Dès lors venait d'un espace sans claies
le sen­ti­ment d'aimer la terre, les nuages
cou­raient vers un point invi­sible dont je ne sais le nom
plus large que mes yeux mes yeux lais­saient le songe bleu
se déployer vers tous les hori­zons.

O comme grande la beau­té de ne plus se vivre limi­té
emplis­sait tout le corps qui n'était plus qu'un rêve
une sorte de jar­din anda­lou
loin de l’Espagne aux sables purs
dont les fon­taines franches ruis­sellent toutes nues.

 

 

Tu parles de ce monde
avec le poids d´un feu
entre les pierres
tu es flamme lumière
tu es cou­leur
l´or te déchire
et la parole apaise
ton cœur et son attente

 

 

La venue sim­ple­ment des visages,
toutes les images autour de toi,
la table, la fenêtre, le papier, ton corps
et le som­meil de ton aimée.

Le matin qui reprend souffle dans tes yeux,
l'heure qui attend le bruit des portes
cet arbre puis­sant, le hêtre rouge
dans le quar­tier dont tu sui­vais
la lente méta­mor­phose.

Tout cela te salue au loin dans la mémoire
se rap­proche de ton vœux le plus tenace
de trou­ver un che­min de vivre et de pen­ser
dans les images.

Certes le temps ne comptent pas le grain
de ce rivage, c'est en des­sous que les écorces
tombent, que les enfants deviennent grands
et que les peurs s'effacent.

Tu disais que les mots sont des vitraux
dont les flammes s'animent la nuit
et tu le dis encore regar­dant le soleil
s'en aller consu­mer nos veilles endor­mies.

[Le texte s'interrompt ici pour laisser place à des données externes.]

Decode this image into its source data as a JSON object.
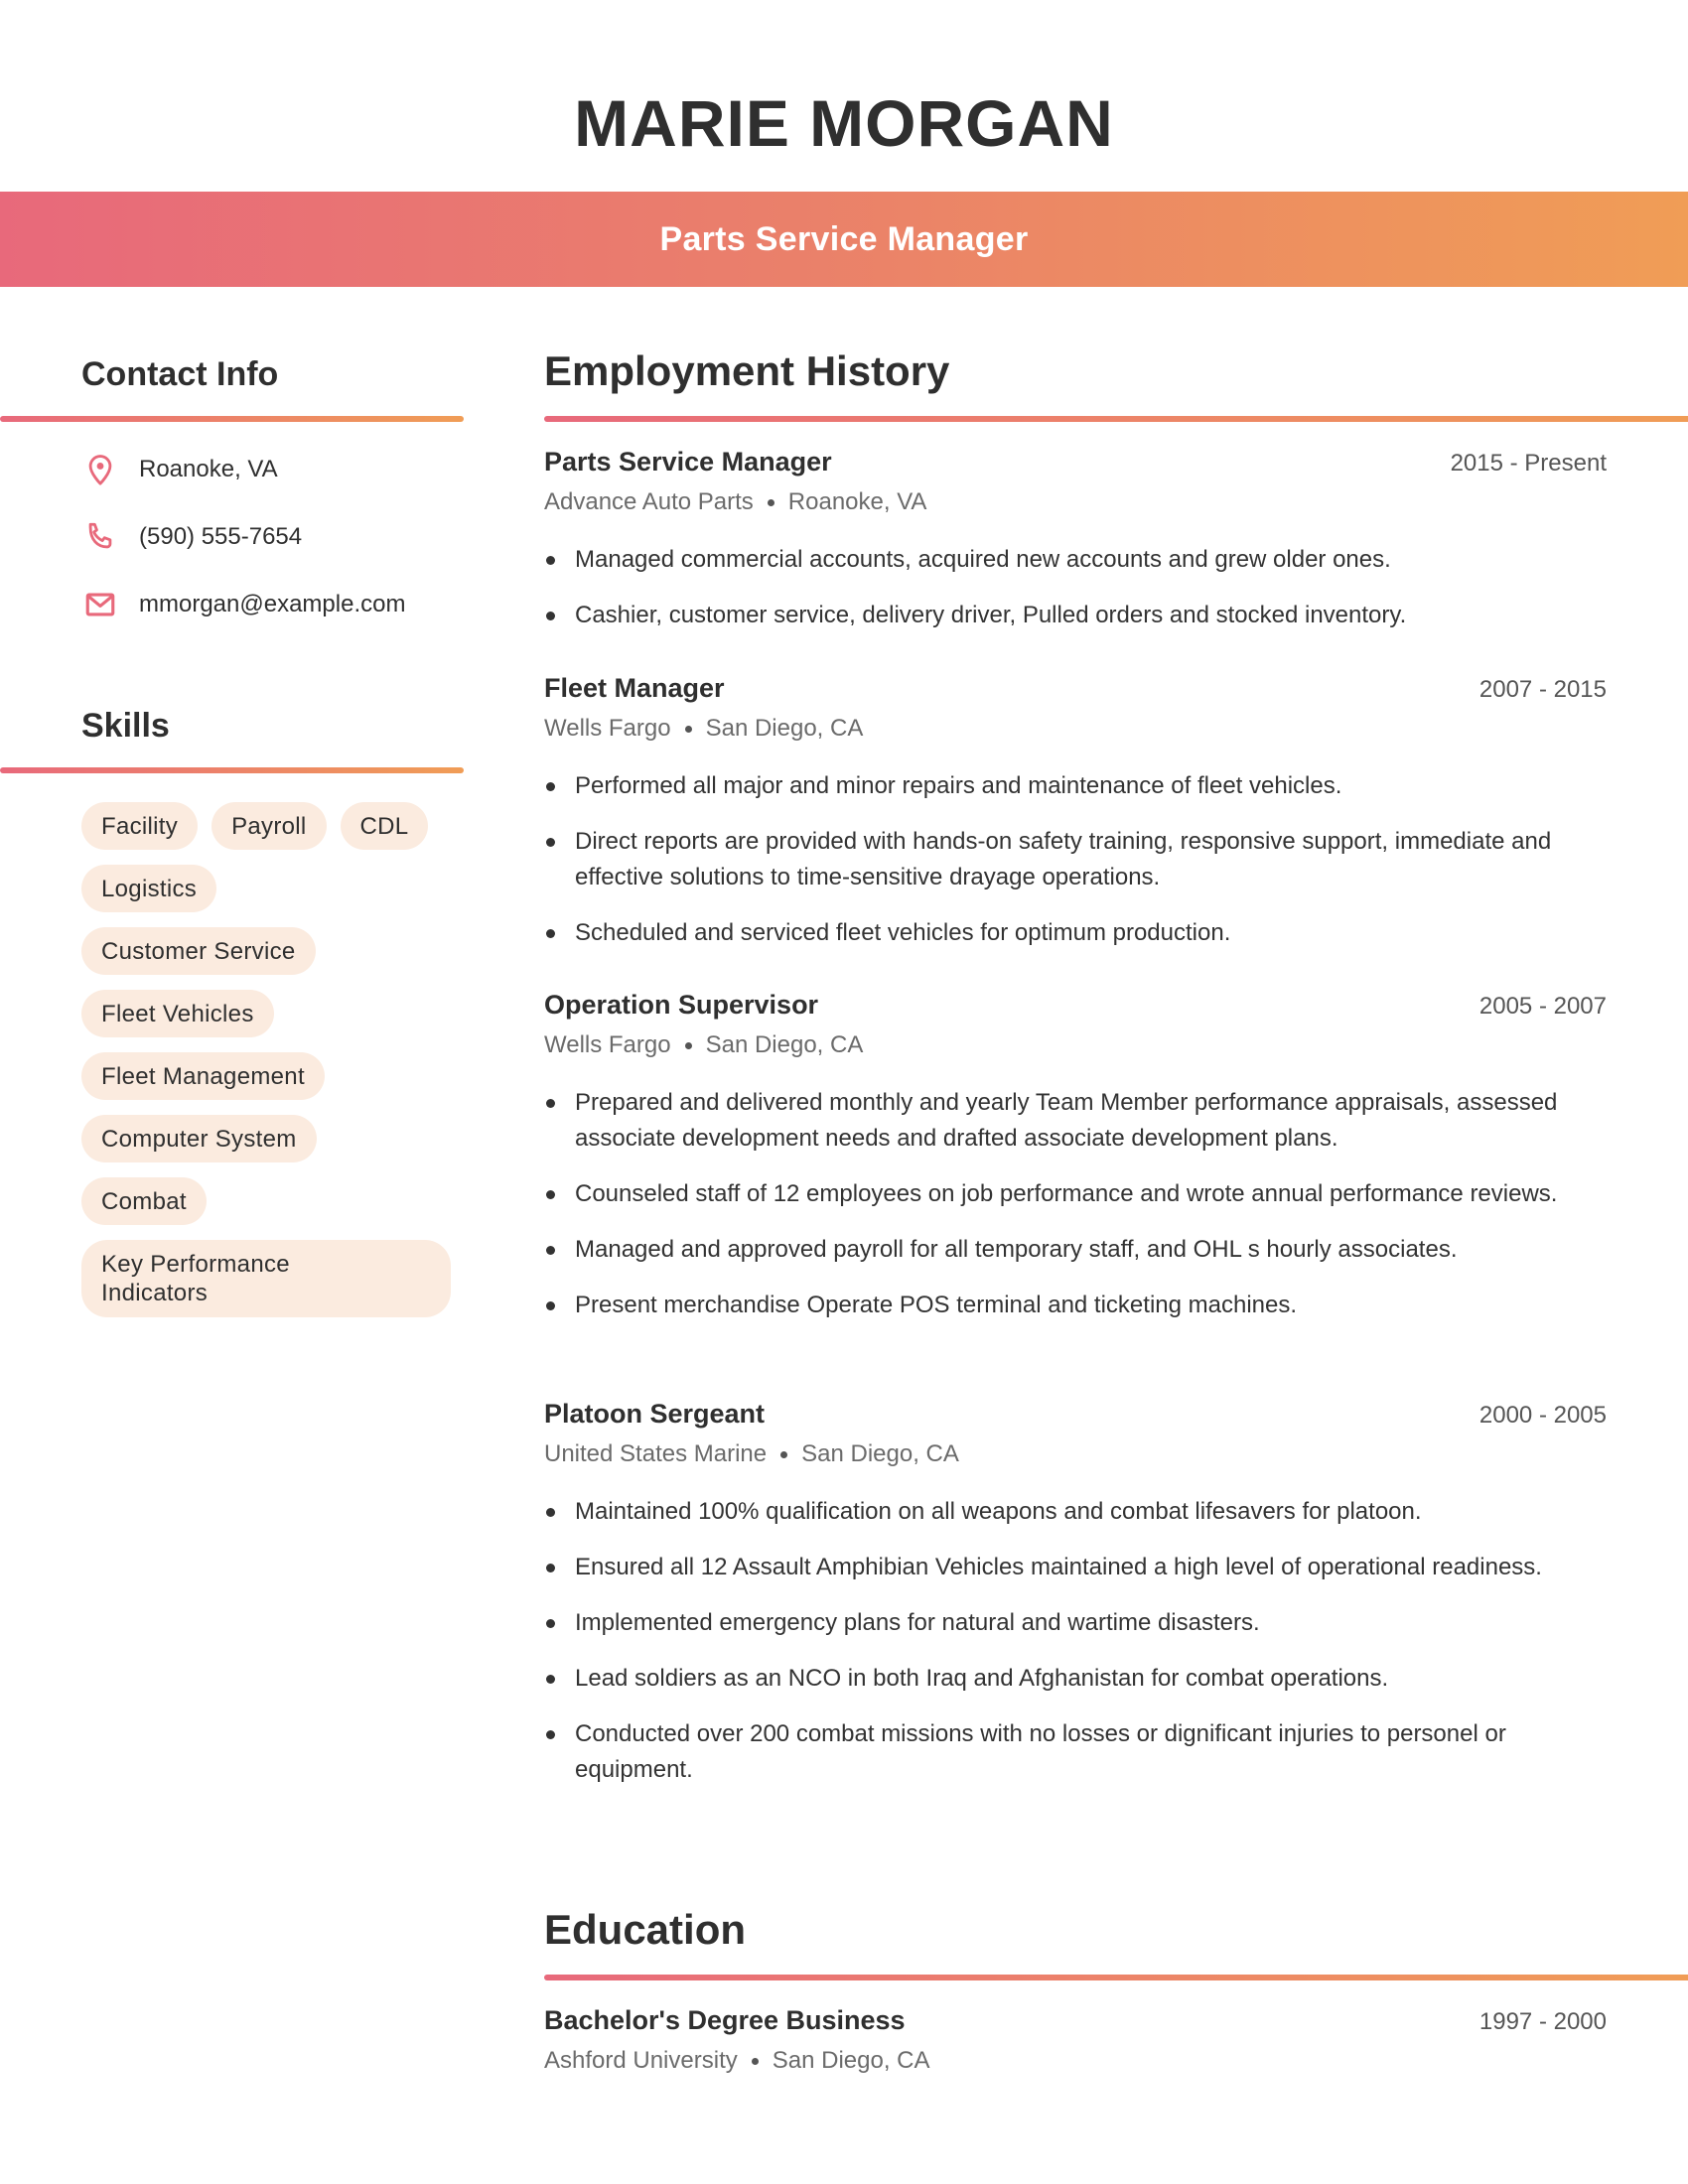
{
  "header": {
    "name": "MARIE MORGAN",
    "title": "Parts Service Manager"
  },
  "theme": {
    "gradient_start": "#e8697b",
    "gradient_end": "#f09d56",
    "chip_background": "#fbebdf",
    "icon_color": "#e8697b"
  },
  "contact": {
    "heading": "Contact Info",
    "items": [
      {
        "icon": "location-pin-icon",
        "text": "Roanoke, VA"
      },
      {
        "icon": "phone-icon",
        "text": "(590) 555-7654"
      },
      {
        "icon": "email-icon",
        "text": "mmorgan@example.com"
      }
    ]
  },
  "skills": {
    "heading": "Skills",
    "items": [
      "Facility",
      "Payroll",
      "CDL",
      "Logistics",
      "Customer Service",
      "Fleet Vehicles",
      "Fleet Management",
      "Computer System",
      "Combat",
      "Key Performance Indicators"
    ]
  },
  "employment": {
    "heading": "Employment History",
    "jobs": [
      {
        "title": "Parts Service Manager",
        "dates": "2015 - Present",
        "company": "Advance Auto Parts",
        "location": "Roanoke, VA",
        "bullets": [
          "Managed commercial accounts, acquired new accounts and grew older ones.",
          "Cashier, customer service, delivery driver, Pulled orders and stocked inventory."
        ]
      },
      {
        "title": "Fleet Manager",
        "dates": "2007 - 2015",
        "company": "Wells Fargo",
        "location": "San Diego, CA",
        "bullets": [
          "Performed all major and minor repairs and maintenance of fleet vehicles.",
          "Direct reports are provided with hands-on safety training, responsive support, immediate and effective solutions to time-sensitive drayage operations.",
          "Scheduled and serviced fleet vehicles for optimum production."
        ]
      },
      {
        "title": "Operation Supervisor",
        "dates": "2005 - 2007",
        "company": "Wells Fargo",
        "location": "San Diego, CA",
        "bullets": [
          "Prepared and delivered monthly and yearly Team Member performance appraisals, assessed associate development needs and drafted associate development plans.",
          "Counseled staff of 12 employees on job performance and wrote annual performance reviews.",
          "Managed and approved payroll for all temporary staff, and OHL s hourly associates.",
          "Present merchandise Operate POS terminal and ticketing machines."
        ]
      },
      {
        "title": "Platoon Sergeant",
        "dates": "2000 - 2005",
        "company": "United States Marine",
        "location": "San Diego, CA",
        "bullets": [
          "Maintained 100% qualification on all weapons and combat lifesavers for platoon.",
          "Ensured all 12 Assault Amphibian Vehicles maintained a high level of operational readiness.",
          "Implemented emergency plans for natural and wartime disasters.",
          "Lead soldiers as an NCO in both Iraq and Afghanistan for combat operations.",
          "Conducted over 200 combat missions with no losses or dignificant injuries to personel or equipment."
        ]
      }
    ]
  },
  "education": {
    "heading": "Education",
    "entries": [
      {
        "degree": "Bachelor's Degree Business",
        "dates": "1997 - 2000",
        "school": "Ashford University",
        "location": "San Diego, CA"
      }
    ]
  }
}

La lumière du silence monte enfin
trempe de son eau vive le mur blanc,
la page vierge de rai­son où mûrit la parole
et déjà le futur incer­tain des mois­sons.

 

 

                            Ce fut la nuit

dans un poème
et dans son chant
l´oiseau sur­git
comme du vent.
Par la témé­ri­té
d´une parole brève
l´image se fit plus
savante que che­min

Qu'une seule voyelle, qu'une consonne à peine
bal­bu­tiée ou son­nante prenne le vent de ma voix
par son revers sur la pente d'un souffle délié
et voi­là que le lieu de mon corps s'amenuise
comme  gris et bleu de fumée.

Une flamme pro­duit l'élan de l'être sa fra­gi­li­té.
L'attention qui est peut-être le cou­rage de pen­ser
n'a que faire des images et ne tient à rien d'autre
qu'à l'émergence de la terre.

Une parole a sur­git de la roche
mais la roche savait le silence de dieu.
Sa cou­leur et sa dense pré­sence, au milieu
de la lumière qui n'est pas l'ombre de mes yeux,
a fleu­rit d'aubépine son calme
jusqu'au rouge garance des baies au jar­din.

Plus courte que le jour et simple que le thym
mais plus forte que le temps défait de ses sai­sons,
une sagesse prend son vol sans perde la rai­son,
sans que l'ivresse lace la tresse du pas­sage
où le désir n'est autre que l'arbre de mes dons.

 

 

Enveloppe de vent
ocre d´aube et de vie
tu enfantes le jour
dans l´âme de l´ami.
Du souffle qui revient
sur lui-même
apprend à conden­ser
le silence
et la danse de nuit

La lumière de nuit dans la parole
n'a rien d'une ombre habi­tée de lui­sances
plus ou moins pro­fondes.
Elle est un peuple de mémoire,
d'enfance, de rivières et de temps.

La terre se sou­vient de ses ombrages,
ses arbres ont des­si­nés sur l'écorce des souches
le som­meil évident des phrases de nos bouches.

Cependant la ramure des sai­sons que la pluie
rend plus souple et plus vive fré­mit en regar­dant
l'écoute qui dérive comme un vaste pays
sur de sombres pen­sées.

Mais au des­sous scin­tillent de curieux pois­sons.
Ils mangent les étoiles, se délivrent de leurs écailles
puis s'en vont. Leur absence sou­dain résonne comme un fil
ten­du entre mon âme et l'horizon.

C'est par là que tu viens me tis­ser les images.
C'est par l'infime d'un che­min que tes pas de neige pure
par­viennent aux confins plaines de mon front.